Measure of Effectiveness of Lean Six Sigma Deployment

Measure of effectiveness lean Six Sigma deployment is a metric that should interest leadership since they have invested in the program.  The question is how to best provide this information.

Measure of Effectiveness of Lean Six Sigma Deployment

In today’s Master Black Belt class we had an afternoon discussion of the issues that can undermine the sustainability of a Lean Six Sigma program.  One of the items was tracking the number of people trained as a metric.  One of the students was using that as a program metric and believed in it.

Which is the right decision, to use a training count metric or not to use it to measure the performance of you lean six sigma program?  Like all difficult questions, the answer is that it depends.

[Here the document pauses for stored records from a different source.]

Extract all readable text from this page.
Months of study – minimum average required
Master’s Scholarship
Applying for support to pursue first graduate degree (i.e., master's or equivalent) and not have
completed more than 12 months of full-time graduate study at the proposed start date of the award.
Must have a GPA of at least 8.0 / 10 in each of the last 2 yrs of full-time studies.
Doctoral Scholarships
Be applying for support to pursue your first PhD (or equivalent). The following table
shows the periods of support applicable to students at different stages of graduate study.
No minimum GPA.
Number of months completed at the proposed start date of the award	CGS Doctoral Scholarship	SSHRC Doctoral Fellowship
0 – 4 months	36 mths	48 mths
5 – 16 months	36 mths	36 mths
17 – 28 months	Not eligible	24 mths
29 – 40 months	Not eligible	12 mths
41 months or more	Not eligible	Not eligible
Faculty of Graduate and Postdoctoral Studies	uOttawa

The use of any metric, like the number of people trained, is considered as an activity metric.  It measures the amount of work being done.  When I worked with a training organization we called it a butts-in-seat metric.  There is no measure of organizational benefit or positive outcome.  You can get a score with a bad class or a good class, they are equal.  If the student ignores everything they still count.  This does not represent the success of any training program.

Now, the count of people trained can be a good metric for a training department to assess staffing and its resource requirements, but not impact.

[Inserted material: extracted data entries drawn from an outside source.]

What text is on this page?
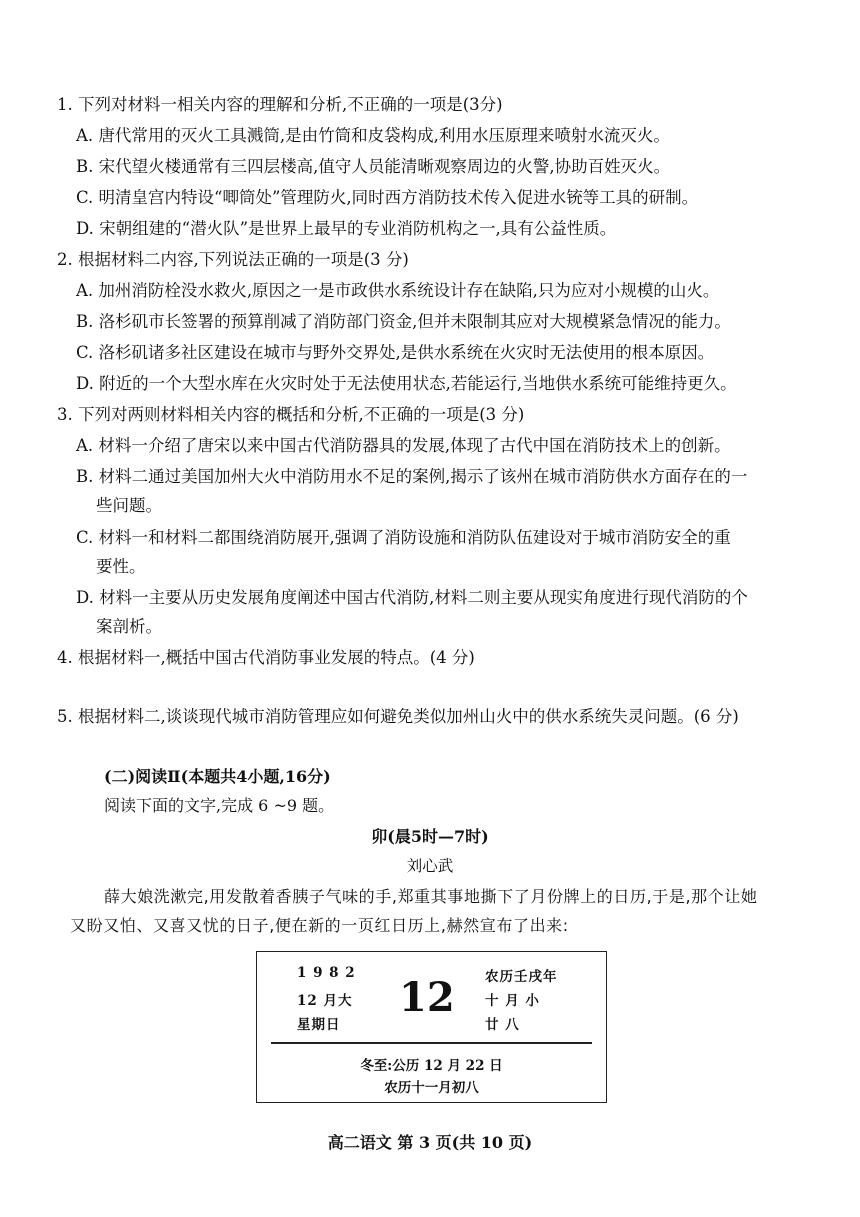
1. 下列对材料一相关内容的理解和分析,不正确的一项是(3分)
A. 唐代常用的灭火工具溅筒,是由竹筒和皮袋构成,利用水压原理来喷射水流灭火。
B. 宋代望火楼通常有三四层楼高,值守人员能清晰观察周边的火警,协助百姓灭火。
C. 明清皇宫内特设“唧筒处”管理防火,同时西方消防技术传入促进水铳等工具的研制。
D. 宋朝组建的“潜火队”是世界上最早的专业消防机构之一,具有公益性质。
2. 根据材料二内容,下列说法正确的一项是(3 分)
A. 加州消防栓没水救火,原因之一是市政供水系统设计存在缺陷,只为应对小规模的山火。
B. 洛杉矶市长签署的预算削减了消防部门资金,但并未限制其应对大规模紧急情况的能力。
C. 洛杉矶诸多社区建设在城市与野外交界处,是供水系统在火灾时无法使用的根本原因。
D. 附近的一个大型水库在火灾时处于无法使用状态,若能运行,当地供水系统可能维持更久。
3. 下列对两则材料相关内容的概括和分析,不正确的一项是(3 分)
A. 材料一介绍了唐宋以来中国古代消防器具的发展,体现了古代中国在消防技术上的创新。
B. 材料二通过美国加州大火中消防用水不足的案例,揭示了该州在城市消防供水方面存在的一
些问题。
C. 材料一和材料二都围绕消防展开,强调了消防设施和消防队伍建设对于城市消防安全的重
要性。
D. 材料一主要从历史发展角度阐述中国古代消防,材料二则主要从现实角度进行现代消防的个
案剖析。
4. 根据材料一,概括中国古代消防事业发展的特点。(4 分)
5. 根据材料二,谈谈现代城市消防管理应如何避免类似加州山火中的供水系统失灵问题。(6 分)
(二)阅读Ⅱ(本题共4小题,16分)
阅读下面的文字,完成 6 ~9 题。
卯(晨5时—7时)
刘心武
薛大娘洗漱完,用发散着香胰子气味的手,郑重其事地撕下了月份牌上的日历,于是,那个让她
又盼又怕、又喜又忧的日子,便在新的一页红日历上,赫然宣布了出来:
1 9 8 2
12 月大
星期日
12 农历壬戌年
十 月 小
廿 八
冬至:公历 12 月 22 日
农历十一月初八
高二语文 第 3 页(共 10 页)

The next suggestions was to track the number of certified students, which does include a requirement to have a project completed.  This is slightly better than a butt-in-the-seat metric, but not by much.

After poking fun at the easy to measure metrics, what should be used?

One common one is the certification rate!  The fraction of people trained that complete certification is a measure of the quality of the training and post training support.  A good measure of the skill acquisition portion of a lean six sigma program.  But it alone is not sufficient.

One metric that some organizations used is the number of active practitioners.  This is not great, but can work if you have a good operational definition of “Active.”  I have seen it be that they have an LSS project in progress that is keeping to its planned pace.  Some required two in work for full time BBs.  For Green Belts it was one active project within the past 12 months.  For LSS champions or Sponsors, it was a requirement to be associated with at least one active project or an approved project sitting in queue for assignment.

How about metrics for savings claimed.  It needs to be accumulated some how, but a rolling sum is not the right answer.  This does not consider the time value of savings or other aspects.  Most organizations set rules on the period of savings to be claimed.  Some are the length of a contract. Some may be 3 yrs or a time limit.  But every successful organization does not report soft savings the same way the talk about hard savings.

My favorite metric that I have seen at one location (other than where I worked) was to track the % of the projects that sustained the improvement after six months (or a year).  This is one of the few methods to assess the control phase of a project.

I hope this provided some thoughts on program metrics.

Extra point;
Even with the reasons why activity metrics are generally wrong, there is a practical reason that I did not list.  A successful LSS program has a high training rate at first and then it tapers down to a low level as people reintegrate into the workforce.  As problems are solved, the projects take longer and gain less, so tracking the number trained will start to decline (out of control low) as you mature, which may appear as a problem when it is not.  You should not train more people just to keep the metric good.